CREW filed an ethics complaint today a complaint with the DOJ against Representative Pete Sessions of Texas, one of the most conservative members of the House and a clear Republican leader. The complaint alleges three things. One, Sessions urged concessions for the Louisiana Coushatta, a Jack Abramoff client, and then over the next 18 months received $20,500 in contributions from that and other Abramoff connected gaming interests. Two, he accepted a trip to Malaysia from Abramoff lobbying firm Greenberg Traurig and four months later formed a Malaysia caucus in the House. Previously he had no interest in Malaysia.

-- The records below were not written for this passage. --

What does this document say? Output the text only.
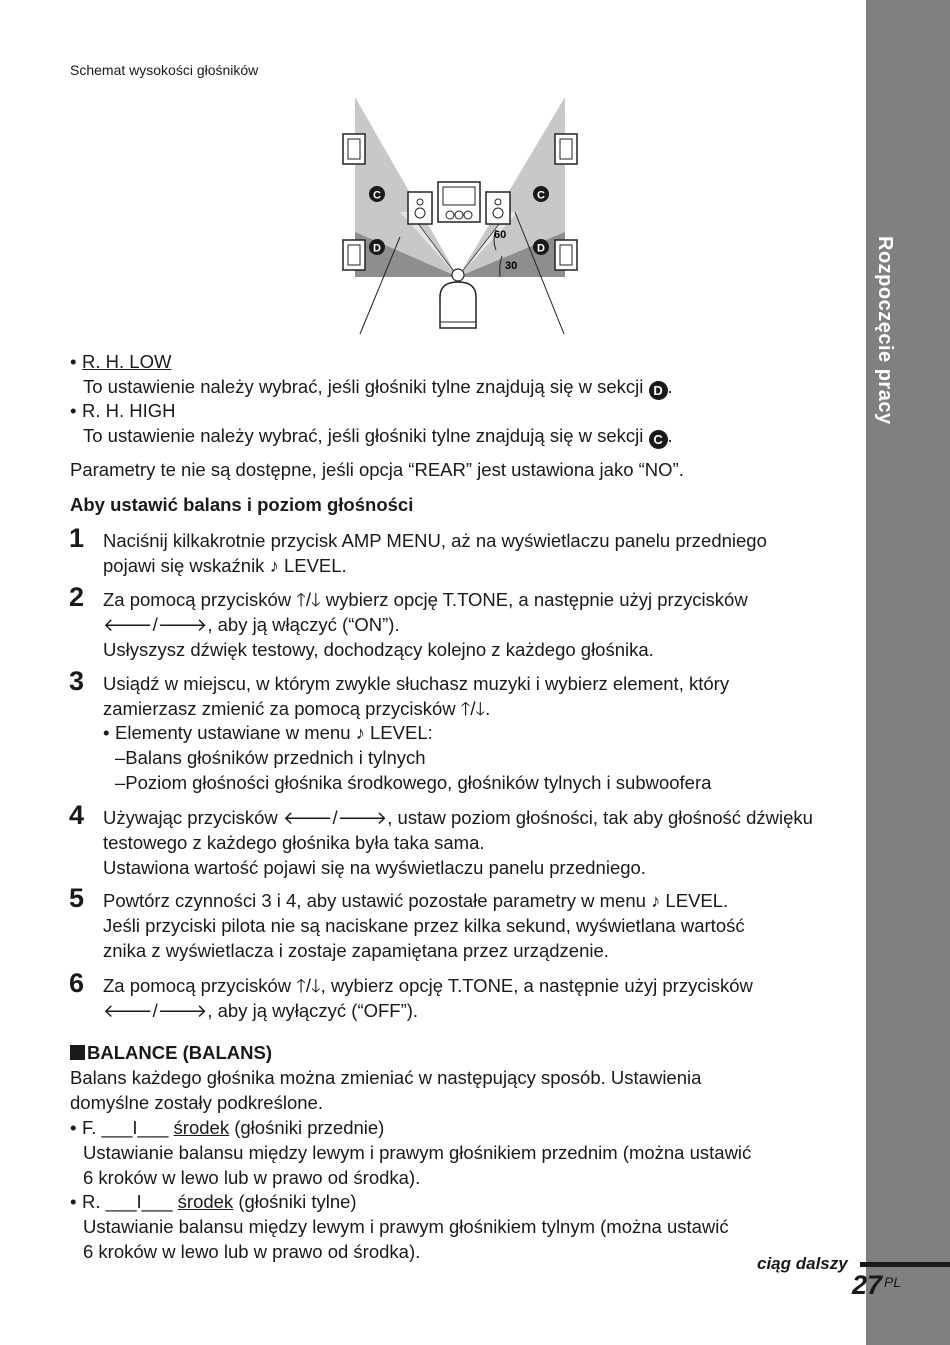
Rozpoczęcie pracy
Schemat wysokości głośników
C	C
D	D
60
30
• R. H. LOW
To ustawienie należy wybrać, jeśli głośniki tylne znajdują się w sekcji D .
• R. H. HIGH
To ustawienie należy wybrać, jeśli głośniki tylne znajdują się w sekcji C .
Parametry te nie są dostępne, jeśli opcja “REAR” jest ustawiona jako “NO”.
Aby ustawić balans i poziom głośności
1 Naciśnij kilkakrotnie przycisk AMP MENU, aż na wyświetlaczu panelu przedniego
pojawi się wskaźnik ♪ LEVEL.
2 Za pomocą przycisków 🡑/🡓 wybierz opcję T.TONE, a następnie użyj przycisków
🡐/🡒, aby ją włączyć (“ON”).
Usłyszysz dźwięk testowy, dochodzący kolejno z każdego głośnika.
3 Usiądź w miejscu, w którym zwykle słuchasz muzyki i wybierz element, który
zamierzasz zmienić za pomocą przycisków 🡑/🡓.
• Elementy ustawiane w menu ♪ LEVEL:
–Balans głośników przednich i tylnych
–Poziom głośności głośnika środkowego, głośników tylnych i subwoofera
4 Używając przycisków 🡐/🡒, ustaw poziom głośności, tak aby głośność dźwięku
testowego z każdego głośnika była taka sama.
Ustawiona wartość pojawi się na wyświetlaczu panelu przedniego.
5 Powtórz czynności 3 i 4, aby ustawić pozostałe parametry w menu ♪ LEVEL.
Jeśli przyciski pilota nie są naciskane przez kilka sekund, wyświetlana wartość
znika z wyświetlacza i zostaje zapamiętana przez urządzenie.
6 Za pomocą przycisków 🡑/🡓, wybierz opcję T.TONE, a następnie użyj przycisków
🡐/🡒, aby ją wyłączyć (“OFF”).
BALANCE (BALANS)
Balans każdego głośnika można zmieniać w następujący sposób. Ustawienia
domyślne zostały podkreślone.
• F. ___I___ środek (głośniki przednie)
Ustawianie balansu między lewym i prawym głośnikiem przednim (można ustawić
6 kroków w lewo lub w prawo od środka).
• R. ___I___ środek (głośniki tylne)
Ustawianie balansu między lewym i prawym głośnikiem tylnym (można ustawić
6 kroków w lewo lub w prawo od środka).
ciąg dalszy
27 PL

And three, he earmarked millions for a San Francisco firm tech defense firm, Promia, and then received $55,000 over the past six years from executives at that firm for his reelection campaign.
Will Pryor, cousin brother of Democrat Mark Pryor, is running against Sessions, and it's a very tough district for a Democrat.
Sessions first came to Congress in 1996 after losing his first campaign in 1994 by a few points to John Bryant, a Texas Democrat. While Sessions didn't win in 1994, spiritually at least he is part of that group of 'revolutionaries' who ran on a platform of conservative reform. The ideological roots of this group stretch back to the 'New Right' of 1976-1978, and the Goldwater campaigns of 1960 and 1964. What has become very clear is that these are weak men, unable to follow through on the reform they promised. Whether it's Ralph Reed, who accepted $4 million of Jack Abramoff gaming money while denying that he knew the source (released emails show that he's lying), or George Bush increasing spending faster than any President since FDR, it seems that the guiding principle of the conservative movement is the personal weakness of the men who run it.
It is therefore not shocking that a conservative Congressman like Pete Sessions is corrupt, because the conservative movement now reflects the weak and cowardly character of its leadership. They were not strong enough to follow through on their promises in 1994, whether it was term limits, accountability for Congress, or integrity in government. I write this not because I am a liberal, but because I hope that genuine conservatives take back the movement that has deserted and defrauded them. Honest conservatives should be not just as outraged as I am, but more so, for it is not in my name that these people trashed what it means to be a conservative, it is in the name of everyone who thinks of themselves as a law-abiding conservative American.
I don't expect wide conservative outrage over Sessions, or Reed, or Delay, or Bush, of course. I expect reflexive defensiveness, and then I expect conservatives to make excuses and call these leaders 'too liberal', as they are right now doing with Bush and his 'liberal' spending. But I hope that I am wrong. I hope that conservatives take the time to figure out what has gone disastrously wrong in their movement, what has caused their movement to consistently promote and protect men who are too weak and cowardly to make hard choices. I expect more 'authoritarian cultism', as Glenn puts it, a fetish for loyalty even to those who have betrayed their every principle, but again I hope I am wrong, because this country needs a principled and honorable conservative movement, and what we have now is malignancy. Only conservatives can fix this, but the first step is to jettison folks like Sessions.